Женщина эта была большого роста, плотно сложенная. Черты лица были обрюзгшие. Она лежала на полу, прислонившись головой к креслу.

– А! Дочка! – закричал мужчина, который опомнился первым.

Он усмехнулся.

– Здравствуй, дитя мое!

Он протянул к ней руку.

– Вот то, что называют аккуратность… Не дурно, если бы так было и впредь. Точность, аккуратность – это мое слабое место!

И Пиэкер захохотал. Анна замерла на пороге комнаты. Ею снова овладел ужас.

Она уже сделала движение, чтобы вернуться. Но у нее не хватило сил, и она, униженная, уничтоженная, опустилась на ближайший стул.

Ее большие, кроткие глаза, расширенные ужасом, устремлены были на Антонию.

Та тоже на нее смотрела, с каким-то тупым, растерянным видом, совсем пьяная, не понимающая, что вокруг нее происходит. Она даже не догадалась, подняться с пола.

Пиэкер сделал несколько шагов в ее сторону. Занес над ней кулак и крикнул, изрыгая проклятия:

– Что это ты! Не хочешь даже поздороваться со своей родной дочерью… Лежит себе. Поворачивайся поскорее. Ну же, ну, негодная! Туда же – мать!

После этого он повернулся к Анне:

– Да! Вот полюбуйтесь. И так, ведь, каждый божий день! Правда, не дурно?

Пиэкер пожал плечами.

– Каждый божий день! И стыда нет!

И, с этими словами, он сам покачнулся на своих долговязых ногах.
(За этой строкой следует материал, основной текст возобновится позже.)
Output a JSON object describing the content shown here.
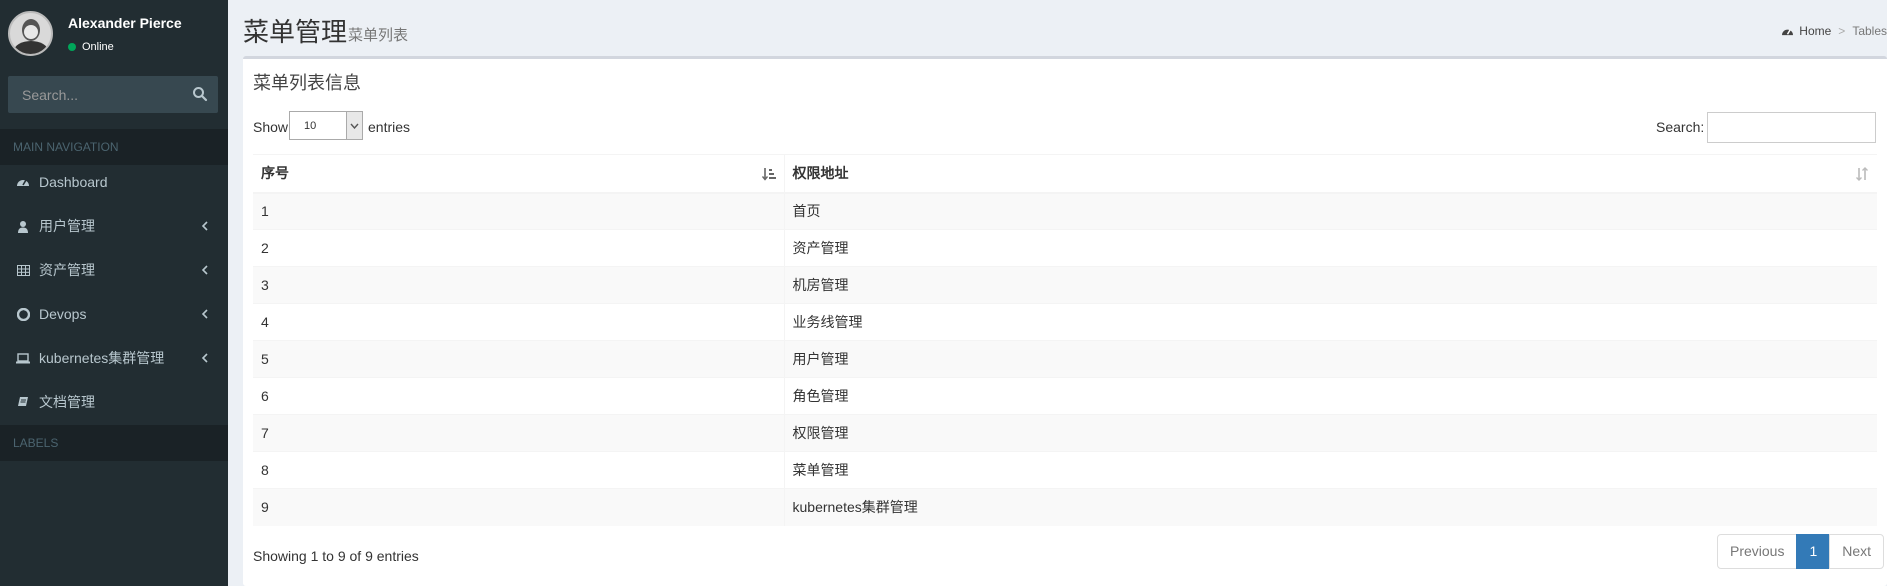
{
  "user": {
    "name": "Alexander Pierce",
    "status": "Online"
  },
  "sidebar": {
    "search_placeholder": "Search...",
    "main_nav_header": "MAIN NAVIGATION",
    "labels_header": "LABELS",
    "items": [
      {
        "label": "Dashboard",
        "icon": "dashboard-icon",
        "has_children": false
      },
      {
        "label": "用户管理",
        "icon": "user-icon",
        "has_children": true
      },
      {
        "label": "资产管理",
        "icon": "table-icon",
        "has_children": true
      },
      {
        "label": "Devops",
        "icon": "opera-icon",
        "has_children": true
      },
      {
        "label": "kubernetes集群管理",
        "icon": "laptop-icon",
        "has_children": true
      },
      {
        "label": "文档管理",
        "icon": "book-icon",
        "has_children": false
      }
    ]
  },
  "header": {
    "title": "菜单管理",
    "subtitle": "菜单列表"
  },
  "breadcrumb": {
    "home": "Home",
    "current": "Tables"
  },
  "box": {
    "title": "菜单列表信息",
    "show_label": "Show",
    "page_length": "10",
    "entries_label": "entries",
    "search_label": "Search:",
    "search_value": ""
  },
  "table": {
    "columns": [
      "序号",
      "权限地址"
    ],
    "rows": [
      [
        "1",
        "首页"
      ],
      [
        "2",
        "资产管理"
      ],
      [
        "3",
        "机房管理"
      ],
      [
        "4",
        "业务线管理"
      ],
      [
        "5",
        "用户管理"
      ],
      [
        "6",
        "角色管理"
      ],
      [
        "7",
        "权限管理"
      ],
      [
        "8",
        "菜单管理"
      ],
      [
        "9",
        "kubernetes集群管理"
      ]
    ]
  },
  "footer": {
    "info": "Showing 1 to 9 of 9 entries",
    "previous": "Previous",
    "current_page": "1",
    "next": "Next"
  },
  "colors": {
    "sidebar_bg": "#222d32",
    "accent": "#337ab7",
    "online": "#00a65a"
  }
}
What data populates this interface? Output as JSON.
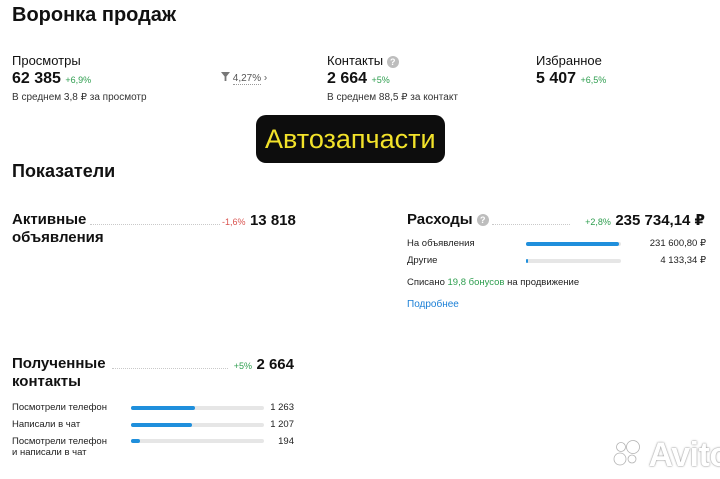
{
  "page_title": "Воронка продаж",
  "funnel": {
    "views": {
      "label": "Просмотры",
      "value": "62 385",
      "change": "+6,9%",
      "note": "В среднем 3,8 ₽ за просмотр"
    },
    "conversion": {
      "value": "4,27%",
      "arrow": "›"
    },
    "contacts": {
      "label": "Контакты",
      "value": "2 664",
      "change": "+5%",
      "note": "В среднем 88,5 ₽ за контакт",
      "help": "?"
    },
    "favorites": {
      "label": "Избранное",
      "value": "5 407",
      "change": "+6,5%"
    }
  },
  "banner": {
    "text": "Автозапчасти"
  },
  "indicators_title": "Показатели",
  "active_ads": {
    "label_line1": "Активные",
    "label_line2": "объявления",
    "change": "-1,6%",
    "value": "13 818"
  },
  "expenses": {
    "label": "Расходы",
    "help": "?",
    "change": "+2,8%",
    "value": "235 734,14 ₽",
    "rows": [
      {
        "label": "На объявления",
        "value": "231 600,80 ₽",
        "fraction": 0.98
      },
      {
        "label": "Другие",
        "value": "4 133,34 ₽",
        "fraction": 0.02
      }
    ],
    "bonus_prefix": "Списано",
    "bonus_amount": "19,8 бонусов",
    "bonus_suffix": "на продвижение",
    "details_link": "Подробнее"
  },
  "received_contacts": {
    "label_line1": "Полученные",
    "label_line2": "контакты",
    "change": "+5%",
    "value": "2 664",
    "rows": [
      {
        "label_line1": "Посмотрели телефон",
        "label_line2": "",
        "value": "1 263",
        "fraction": 0.48
      },
      {
        "label_line1": "Написали в чат",
        "label_line2": "",
        "value": "1 207",
        "fraction": 0.46
      },
      {
        "label_line1": "Посмотрели телефон",
        "label_line2": "и написали в чат",
        "value": "194",
        "fraction": 0.07
      }
    ]
  },
  "watermark": {
    "text": "Avito",
    "icon": "avito-logo-icon"
  },
  "colors": {
    "accent": "#1f8fdc",
    "positive": "#2e9e4f",
    "negative": "#d9534f",
    "banner_bg": "#0d0d0d",
    "banner_text": "#f2e22a",
    "link": "#1a7fd6"
  }
}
Казалось, что он вот-вот потеряет равновесие и полетит на пол.

– Да, вот она какая! Судите теперь сами, насколько моя несчастная жизнь должна быть приятна! Вот, поразмыслите об этом, дитя мое!

Анна невольно закрыла лицо руками. Слезы подступали к горлу.

Побуждаемая угрозами Пиэкера, Антония кое-как добралась до кресла и уселась там. Руки ее дрожали, отяжелевшая голова свесилась на грудь.

Она сделала было попытку что-то сказать, но, вместо слов, в комнате раздались какие-то нечленораздельные звуки.

Но затраченные на это усилия, все-таки, несколько отрезвили ее. По-крайней мере, видно было, что она жива и принадлежит к разряду более или менее разумных существ. Она тупо смотрела вперед своими покрасневшими и как бы остановившимися глазами.

Наконец, одной рукой она взялась за стакан, поддерживая его другой, поднесла ко рту и начала пить. Водка выплескивалась и текла тонкими струйками по ее платью.

– Это моя дочь? – спросила она.

– Да, старая, это, твоя дочь.

– А!..

Анна отняла руки от заплаканного лица. А слезы продолжали течь по ее щекам. Она взглянула на Антонию.

И это ее мать! Какой стыд, какой позор!

Антония с необычайным любопытством стала рассматривать гостью. Можно было подумать, что она хочет что-то вспомнить, воскресить в своей памяти. Но память отказывалась ей служить. В этой душе нельзя было пробудить никакого чувства, никакого переживания. Она была безнадежно истрепана суровой действительностью. И Антония улыбнулась идиотской улыбкой:

– Так это моя дочь, моя дочь! – бессмысленно повторяла она. Но это звучало так машинально.

Анна поборола в себе то отвращение, которое внушала ей пьяная женщина. У нее шевельнулось чувство глубокого сострадания. Что нужды, что сидевшая перед ней женщина отвратительная и страшная!

Не может же быть, чтобы в ней иссякло любое чувство. Нельзя ли будет как-нибудь отогреть это замерзшее сердце!

Анна потихоньку подошла к своей матери. Та не пошевелилась. Тогда она сказала, как можно нежнее:

– Вы – Антония, моя матушка? – спросила она дрожащим голосом.

Антония пошевелилась.

– Вы – моя мать? – повторила свой вопрос молодая женщина.

– Да, я та самая женщина, которая отдала вас ребенком Селине Батёр. Не правда ли, вы ни в чем не нуждались… Пиэкер, видите ли… о, Пиэкер непременно вас убил.

– А отец? Что вы мне скажете про отца?